Rick and I talked awhile longer, and determined that he would come over at eleven on Saturday to meet Alice before taking her to the zoo. We said goodbye, and I hung up and stared at the phone for a minute before picking it up again and dialing Frasier's number. 

He picked up on the second ring. "Hello, Roz! What's new with you?"

"Well, it's kind of a long story…" He listened as I told him about Alice, and Rick coming over on Saturday. "Is that a good idea? I mean, Alice wants to know her father, and Rick really wants to be a part of her life. I'm just scared that I'm doing something wrong, and I'm going to screw up Alice's life like I've screwed up mine."

"Roz, listen to me," Frasier said sternly. "You're not screwed up. You're a beautiful, intelligent woman, a fantastic producer, and a great mother. Not to mention a dear friend of mine. And I think it's just wonderful that you're willing to let Rick be involved in your daughter's life."

"Thanks, Frasier," I said gratefully. "I'll see you tomorrow."

"Café Nervosa at one?"

"Sounds good. See you then." I hung up the phone. Alice had fallen asleep on the sofa. I smiled to myself and picked her up, surprised at how heavy she was. She was growing up so fast. Before long, she wouldn't be a little girl anymore.

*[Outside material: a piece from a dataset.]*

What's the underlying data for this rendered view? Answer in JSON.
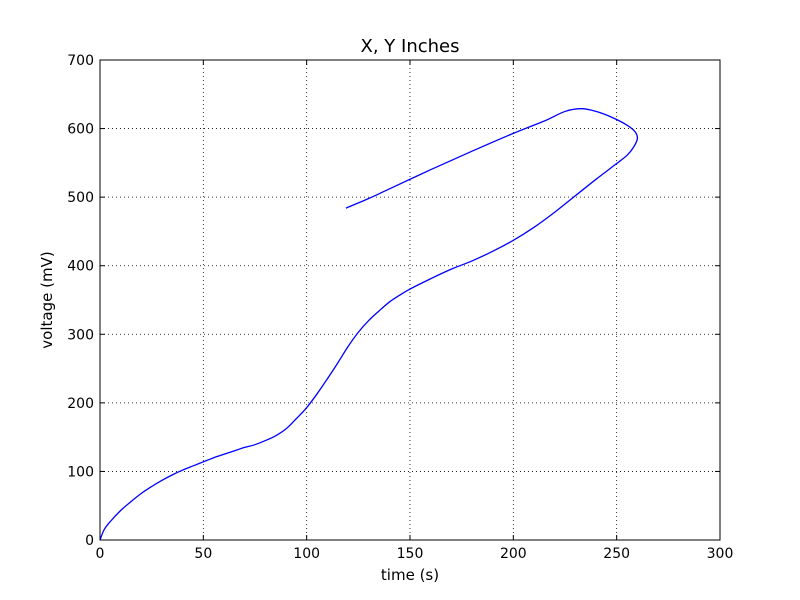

Alice stirred a little when I put her to bed, but didn't open her eyes. I made sure she had her Mickey Mouse in her arms and that the nightlight was on before covering her with her blanket and kissing her goodnight. 

I stood there in the darkness, watching my daughter breathe and thinking how lucky I was to have her. She's so beautiful. Oh, Alice, I want to give you the world. You'll never have anything to worry about as long as I'm alive.

I've done a lot of things I'm not proud of. I've screwed up a lot, and wasted plenty of opportunities. But I've done some good things too. Especially Alice. In my entire, crazy, mixed-up life, she's the one thing I've done exactly right.